1. Go Back and City Your Sources!

I have checked and rechecked five generations of the Gray side of my family (my mother's father's family) in east Texas to make sure that each person in that line is as fully described as is possible using John Wiley's web site guidance with citations either from census records, birth records, death records, or primary source materials from the Gray family. That counts for 20 citations in the last 3 days for a Silver Medal so far.

2. Back Up Your Data!

A. My comprehensive backup plan for my digital research files is in place with the following:

1. I have Windows folders on my hard drive for each family in my history. I subdivide each family's surname by using more folders with the head of an individual's family name.

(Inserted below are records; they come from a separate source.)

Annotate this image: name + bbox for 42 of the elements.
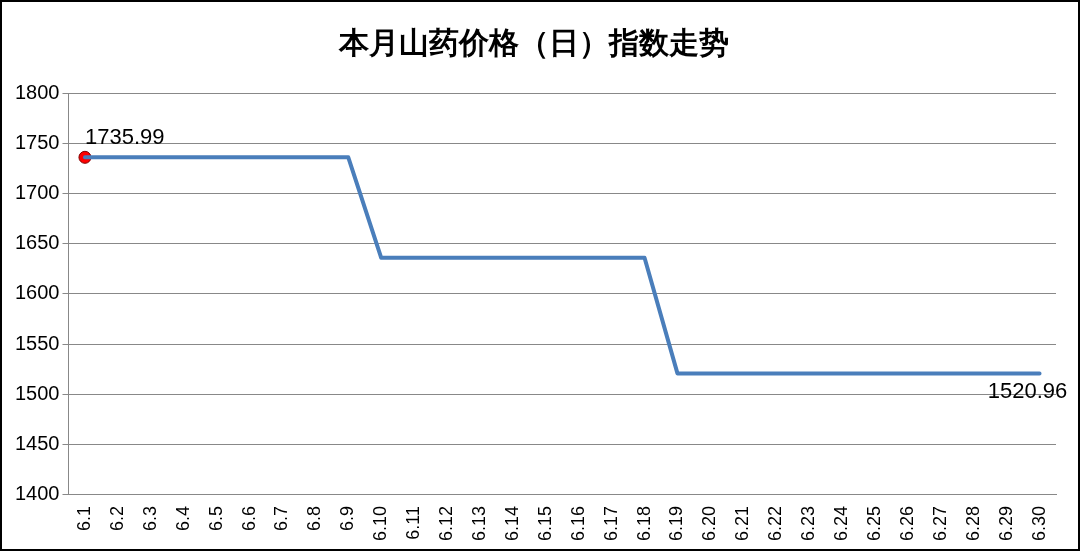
y-tick-label: 1800 — [14, 80, 60, 103]
y-tick-label: 1400 — [14, 482, 60, 505]
x-tick-label: 6.27 — [929, 505, 950, 542]
x-tick-label: 6.12 — [436, 505, 457, 542]
x-tick-label: 6.23 — [798, 505, 819, 542]
x-tick-label: 6.18 — [633, 505, 654, 542]
x-tick-label: 6.5 — [205, 505, 226, 531]
x-tick-label: 6.6 — [238, 505, 259, 531]
x-tick-label: 6.8 — [304, 505, 325, 531]
x-tick-label: 6.28 — [962, 505, 983, 542]
x-tick-label: 6.13 — [468, 505, 489, 542]
data-label: 1520.96 — [987, 378, 1068, 404]
x-tick-label: 6.15 — [534, 505, 555, 542]
x-tick-label: 6.24 — [831, 505, 852, 542]
x-tick-label: 6.17 — [600, 505, 621, 542]
x-tick-label: 6.22 — [765, 505, 786, 542]
x-tick-label: 6.3 — [139, 505, 160, 531]
y-tick-label: 1450 — [14, 432, 60, 455]
x-tick-label: 6.2 — [106, 505, 127, 531]
x-tick-label: 6.14 — [501, 505, 522, 542]
y-tick-label: 1750 — [14, 130, 60, 153]
x-tick-label: 6.25 — [863, 505, 884, 542]
y-tick-label: 1550 — [14, 331, 60, 354]
x-tick-label: 6.19 — [666, 505, 687, 542]
data-label: 1735.99 — [84, 124, 165, 150]
y-tick-label: 1700 — [14, 181, 60, 204]
x-tick-label: 6.20 — [699, 505, 720, 542]
x-tick-label: 6.21 — [732, 505, 753, 542]
x-tick-label: 6.11 — [403, 505, 424, 540]
x-tick-label: 6.29 — [995, 505, 1016, 542]
x-tick-label: 6.10 — [370, 505, 391, 542]
x-tick-label: 6.4 — [172, 505, 193, 531]
y-tick-label: 1600 — [14, 281, 60, 304]
x-tick-label: 6.7 — [271, 505, 292, 531]
y-tick-label: 1650 — [14, 231, 60, 254]
x-tick-label: 6.16 — [567, 505, 588, 542]
x-tick-label: 6.9 — [337, 505, 358, 531]
y-tick-label: 1500 — [14, 381, 60, 404]
x-tick-label: 6.26 — [896, 505, 917, 542]
chart-title: 本月山药价格（日）指数走势 — [338, 24, 729, 60]
x-tick-label: 6.30 — [1028, 505, 1049, 542]
x-tick-label: 6.1 — [73, 505, 94, 531]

2. Sometimes there is enough information to subdivide the individual's full name into periods of time in their life, followed by separate folders that contain the adult children's information about them and/or their family. The wife in each family has a folder with her maiden name from her original family.
3. Examples: Family Folders/Robbins Family/William Augustus Robbins/Birth-High School/College-Young Adult/Marriage-Death. Wife:Fannie Harriet Love Robbins goes in the Love Family Folder with the following subdivision: Birth-High School/College-Young Adult/Marriage-Death. Because each person's life is unique, other subdivisions may be used such as: World War I Years in Hawaii, Teaching Years, Traveling Around the World, etc.

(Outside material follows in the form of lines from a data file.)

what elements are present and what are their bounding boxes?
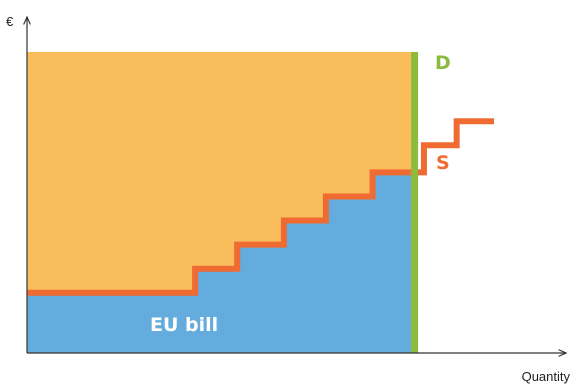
supply-curve [27,118,494,296]
lines-group [27,52,494,353]
areas-group [27,52,415,353]
eu-bill-label: EU bill [150,314,218,336]
y-axis-label: € [6,14,14,29]
supply-label: S [436,152,450,174]
x-axis-label: Quantity [522,369,571,384]
demand-label: D [435,52,451,74]
eu-bill-area [27,172,415,353]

4. There are separate Windows folders according to surname and heads of family names for cemeteries and town histories or family histories.

C. I backed up my genealogy records and other information today including scanned photographs, documents, letters, and associated maps using an external 2.5GB hard drive. It took most of the day, particularly for the photograph backup. I used a flash drive before for backup, but discovered it does not have enough memory.

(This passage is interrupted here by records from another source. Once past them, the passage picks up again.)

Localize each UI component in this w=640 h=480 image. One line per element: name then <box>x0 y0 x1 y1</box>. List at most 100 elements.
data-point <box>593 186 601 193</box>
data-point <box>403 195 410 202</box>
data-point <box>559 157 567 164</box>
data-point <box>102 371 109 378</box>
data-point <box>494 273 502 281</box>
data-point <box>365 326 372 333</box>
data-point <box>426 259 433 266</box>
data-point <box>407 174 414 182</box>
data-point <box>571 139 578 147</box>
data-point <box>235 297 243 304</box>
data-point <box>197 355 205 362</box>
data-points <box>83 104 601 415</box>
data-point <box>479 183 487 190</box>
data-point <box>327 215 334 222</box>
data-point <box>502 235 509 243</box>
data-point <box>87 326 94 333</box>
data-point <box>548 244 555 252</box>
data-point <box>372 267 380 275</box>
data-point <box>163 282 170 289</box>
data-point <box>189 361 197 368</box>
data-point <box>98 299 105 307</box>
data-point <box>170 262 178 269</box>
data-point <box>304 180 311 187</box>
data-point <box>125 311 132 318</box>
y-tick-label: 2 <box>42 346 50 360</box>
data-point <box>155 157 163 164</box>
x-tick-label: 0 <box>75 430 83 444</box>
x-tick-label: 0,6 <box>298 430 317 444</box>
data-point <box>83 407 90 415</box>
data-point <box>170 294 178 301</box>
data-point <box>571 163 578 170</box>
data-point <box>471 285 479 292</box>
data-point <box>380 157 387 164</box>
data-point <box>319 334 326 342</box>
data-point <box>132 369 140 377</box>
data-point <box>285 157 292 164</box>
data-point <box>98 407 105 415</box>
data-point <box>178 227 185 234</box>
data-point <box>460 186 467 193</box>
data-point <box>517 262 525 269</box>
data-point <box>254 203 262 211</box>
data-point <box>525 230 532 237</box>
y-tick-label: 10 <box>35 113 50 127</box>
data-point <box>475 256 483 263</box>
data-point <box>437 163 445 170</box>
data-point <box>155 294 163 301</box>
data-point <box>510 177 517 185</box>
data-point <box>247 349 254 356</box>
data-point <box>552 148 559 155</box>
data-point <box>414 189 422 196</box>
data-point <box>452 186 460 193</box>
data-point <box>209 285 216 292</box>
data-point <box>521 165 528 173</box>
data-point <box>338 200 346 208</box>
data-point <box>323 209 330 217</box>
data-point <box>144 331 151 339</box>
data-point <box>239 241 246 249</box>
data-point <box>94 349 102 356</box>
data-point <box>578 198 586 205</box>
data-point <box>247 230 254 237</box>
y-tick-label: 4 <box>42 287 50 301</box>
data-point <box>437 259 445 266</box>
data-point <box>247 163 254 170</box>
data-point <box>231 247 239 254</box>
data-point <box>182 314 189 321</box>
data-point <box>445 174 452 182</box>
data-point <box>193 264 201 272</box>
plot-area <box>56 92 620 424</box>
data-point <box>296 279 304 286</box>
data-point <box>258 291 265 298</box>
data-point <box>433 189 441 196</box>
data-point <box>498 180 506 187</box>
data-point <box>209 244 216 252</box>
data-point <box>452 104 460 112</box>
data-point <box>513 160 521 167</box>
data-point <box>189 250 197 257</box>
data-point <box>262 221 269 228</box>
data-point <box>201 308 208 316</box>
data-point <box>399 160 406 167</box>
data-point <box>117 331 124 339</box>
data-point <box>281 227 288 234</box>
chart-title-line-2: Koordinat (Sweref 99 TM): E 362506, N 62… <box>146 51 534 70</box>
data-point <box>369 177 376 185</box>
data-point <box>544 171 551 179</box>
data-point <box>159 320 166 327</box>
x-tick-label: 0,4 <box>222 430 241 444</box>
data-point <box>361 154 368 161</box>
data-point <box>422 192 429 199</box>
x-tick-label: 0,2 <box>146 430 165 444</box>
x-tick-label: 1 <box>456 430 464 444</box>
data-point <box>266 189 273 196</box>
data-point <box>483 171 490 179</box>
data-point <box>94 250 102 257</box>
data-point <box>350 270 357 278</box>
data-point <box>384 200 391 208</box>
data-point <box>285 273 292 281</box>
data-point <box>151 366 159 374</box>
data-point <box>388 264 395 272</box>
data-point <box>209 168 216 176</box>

D. I am organizing each family by surname and then first names by generation or geographical location in eight plastic file drawer cabinet size boxes (15" x 27") with lids at this time. I have discovered that notebooks are best for what I am currently focusing on. I have scanned 10 photographs each day during the contest and will place all original documents in our safe room that is built out of red iron steel for the four walls and ceiling with concrete blocks, 8' x 8' x 8', with shelves built around three sides that keep everything off the floor, or in case of tornado, closed in with a steel door. There is also a fire and waterproof safe in the room. It can only hold about 20 folders with the most valuable file information.

Notes for B and E. What is cataloged is in waterproof letter size file boxes with lids, but not everything is cataloged. It will take me about another year to catalog everything I have been given from my husband's side of the family, so I do not believe that I can complete E. and lose only 1 month or less worth of research. So far I can say that have a Silver Medal and am working on a Gold Medal.

3. Organize Your Research!

A. I have organized 20 hard files into file folders in the file boxes in the last 3 days.

B. I have organized 20 digital files into Windows folders with added labels, metadata, descriptions. I do not have tags. I hope someone will explain what that is to me.

C. I have organized 20 photos into their sheet protective folders in the last 3 days.

D. I am working on organizing 20 digital photos into their sheet protective folders.

E. I have created 20 data entries into my database and have scanned 20 photos and/or documents.

F. I have not created a master list of my files and notified my family members of where it is stored. My middle daughter knows that I use an external hard drive and flash drives for backup and knows where things are kept in the safe room.

I have completed three tasks for a Gold Medal and am working on a fourth for a Diamond Medal.

4. Write, Write, Write!

I have not accomplised anything about Write, Write, Write, during the contest. I will start on that after Tuesday night when we have our neighbors (about 22-24) over for the neighborhood monthly dinner.

5. Reach Out & Perform Genealogical Acts of Kindness!

I still have to do the tasks in #5 during the contest time frame. I have done some of these tasks before, but not during the contest. That will begin after Tuesday also.